PS as for the history, Yes, I remember those years. Consider though what technology is doing to use too with these ultra sound pictures of our grand kids on our fridges. The same technology that is making life viable outside the womb at increasingly early stages. There are uncomfortable issues here that aren’t going to go away for people. I respect that.
We all know that. We are all seeing the same images and affected by the same technology. You’re de-railing the conversation again. Please step off. This was never a conversation about fetal viability. It is a conversation about legislation. This is also a blog for clergy. You’re trolling here and you know it.
What really upsets me about this situation is the hypocrisy of these legislators who are attempting to put an acceptable face on unacceptable behavior. If their concern is really about the economy (let’s save money be de-funding Planned Parenthood), then why aren’t they supporting legislation to create jobs or increase the minimum wage?
This is an attempt to put women back where they belong — in the kitchen, barefoot and pregnant.
If it were really about preventing abortions (after all, no one is pro-abortion — don’t we all wish it weren’t necessary?), they would be increasing the funding for Planned Parenthood and other agencies that are providing low-cost and accessible birth control. Better access to birth control is what’s going to decrease the number of abortions, not shaming people about their sexuality.
These are not the kinds of comments I would make to my legislator or in a letter to the editor, but I say them here because, like PB, I am deeply upset and offended by this war on poor women and children.
While it’s true that technological advances have made this issue a lot more nuanced than it used to be, it still comes down to legislation based on personal religious beliefs and personal ethics being proposed to control other people’s lives. I think that there’s room for the pro-choice movement to acknowledge the moral difficulty of abortion while continuing to insist that the government protect poor women by providing them with decent birth control and some damn dignity, for heaven’s sake.
My late mother had a high school class mate who bled to death from an illegal abortion on a kitchen table in Harlem in 1948. This is why she and her agemates were so pro choice they had been young in a time when this happened to young women regularly.
Those like myself (Roe v Wade came in when I was in prep school) need to tell younger women these stories so they will know why we need to protect this. If pushed underground, we will be back to women dying
Thanks bill–I’ve been annoyed with pp for their failure to take the moral high ground and lack of decent marketing, but you’ve just convinced me to give them money again. Thanks!
Friends,
I live in the Indiana district represented by Mike Pence. I also have friends in nursing who work for Planned Parenthood. 99.9% of their work involves STD screeening (for both women and men), contraception, and women’s reproductive health care. The kind of legislation from Mr. Pence is par for the course from him. In the years he has represented my district he has struck me as driven by ideology, and dogmatic in his assertions.

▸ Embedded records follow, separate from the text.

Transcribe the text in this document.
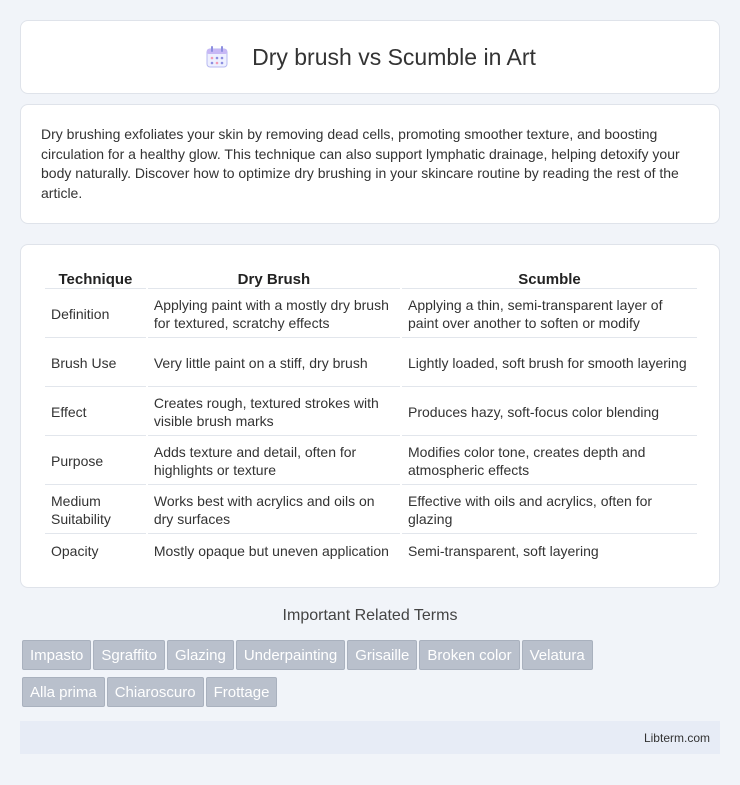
Dry brush vs Scumble in Art

Dry brushing exfoliates your skin by removing dead cells, promoting smoother texture, and boosting circulation for a healthy glow. This technique can also support lymphatic drainage, helping detoxify your body naturally. Discover how to optimize dry brushing in your skincare routine by reading the rest of the article.

Technique	Dry Brush	Scumble
Definition	Applying paint with a mostly dry brush for textured, scratchy effects	Applying a thin, semi-transparent layer of paint over another to soften or modify
Brush Use	Very little paint on a stiff, dry brush	Lightly loaded, soft brush for smooth layering
Effect	Creates rough, textured strokes with visible brush marks	Produces hazy, soft-focus color blending
Purpose	Adds texture and detail, often for highlights or texture	Modifies color tone, creates depth and atmospheric effects
Medium Suitability	Works best with acrylics and oils on dry surfaces	Effective with oils and acrylics, often for glazing
Opacity	Mostly opaque but uneven application	Semi-transparent, soft layering
Important Related Terms
Impasto Sgraffito Glazing Underpainting Grisaille Broken color Velatura
Alla prima Chiaroscuro Frottage
Libterm.com
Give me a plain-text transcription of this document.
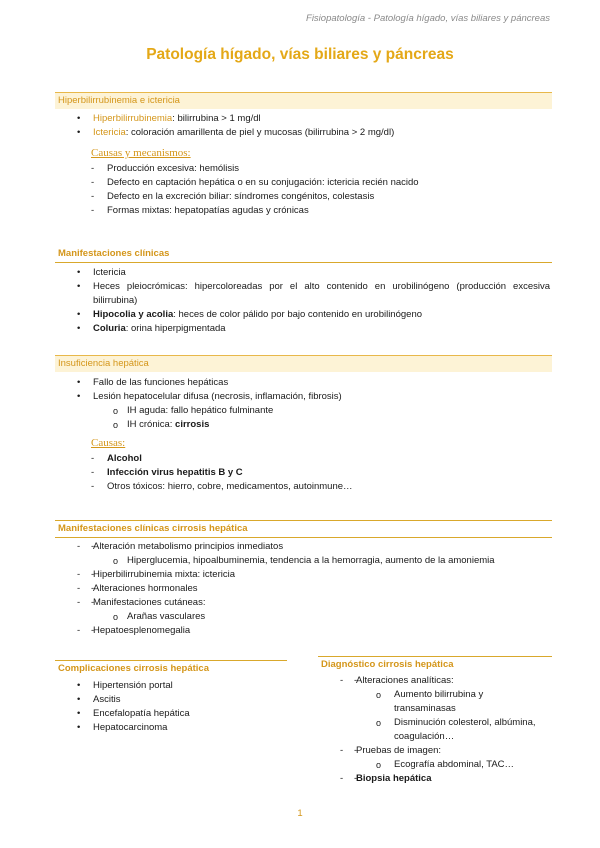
Fisiopatología - Patología hígado, vías biliares y páncreas
Patología hígado, vías biliares y páncreas
Hiperbilirrubinemia e ictericia
• Hiperbilirrubinemia: bilirrubina > 1 mg/dl
• Ictericia: coloración amarillenta de piel y mucosas (bilirrubina > 2 mg/dl)
Causas y mecanismos:
- Producción excesiva: hemólisis
- Defecto en captación hepática o en su conjugación: ictericia recién nacido
- Defecto en la excreción biliar: síndromes congénitos, colestasis
- Formas mixtas: hepatopatías agudas y crónicas
Manifestaciones clínicas
• Ictericia
• Heces pleiocrómicas: hipercoloreadas por el alto contenido en urobilinógeno (producción excesiva bilirrubina)
• Hipocolia y acolia: heces de color pálido por bajo contenido en urobilinógeno
• Coluria: orina hiperpigmentada
Insuficiencia hepática
• Fallo de las funciones hepáticas
• Lesión hepatocelular difusa (necrosis, inflamación, fibrosis)
o IH aguda: fallo hepático fulminante
o IH crónica: cirrosis
Causas:
- Alcohol
- Infección virus hepatitis B y C
- Otros tóxicos: hierro, cobre, medicamentos, autoinmune…
Manifestaciones clínicas cirrosis hepática
- - Alteración metabolismo principios inmediatos
o Hiperglucemia, hipoalbuminemia, tendencia a la hemorragia, aumento de la amoniemia
- - Hiperbilirrubinemia mixta: ictericia
- - Alteraciones hormonales
- - Manifestaciones cutáneas:
o Arañas vasculares
- - Hepatoesplenomegalia
Complicaciones cirrosis hepática
• Hipertensión portal
• Ascitis
• Encefalopatía hepática
• Hepatocarcinoma
Diagnóstico cirrosis hepática
- - Alteraciones analíticas:
o Aumento bilirrubina y transaminasas
o Disminución colesterol, albúmina, coagulación…
- - Pruebas de imagen:
o Ecografía abdominal, TAC…
- - Biopsia hepática
1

I would also point out that in Indiana there is parallel state legislation to yank public health grants from Planned Parenthood. The funds would likely be directed to other “crisis pregnancy agencies” that never perform abortions. But in Indiana, most of those alternatives were founded and supported by the Religious Right. Those other agencies tend to provide services limited to crisis pregnancy counseling, and pre-natal nutrition. Those agencies usually do not perform STD screening, provide access to contraception, or provide other women’s reproductive health services (eg. cervical cancer screening). For low income women in my part of Indiana, who tend not to have health insurance, Planned Parenthood is a lifeline.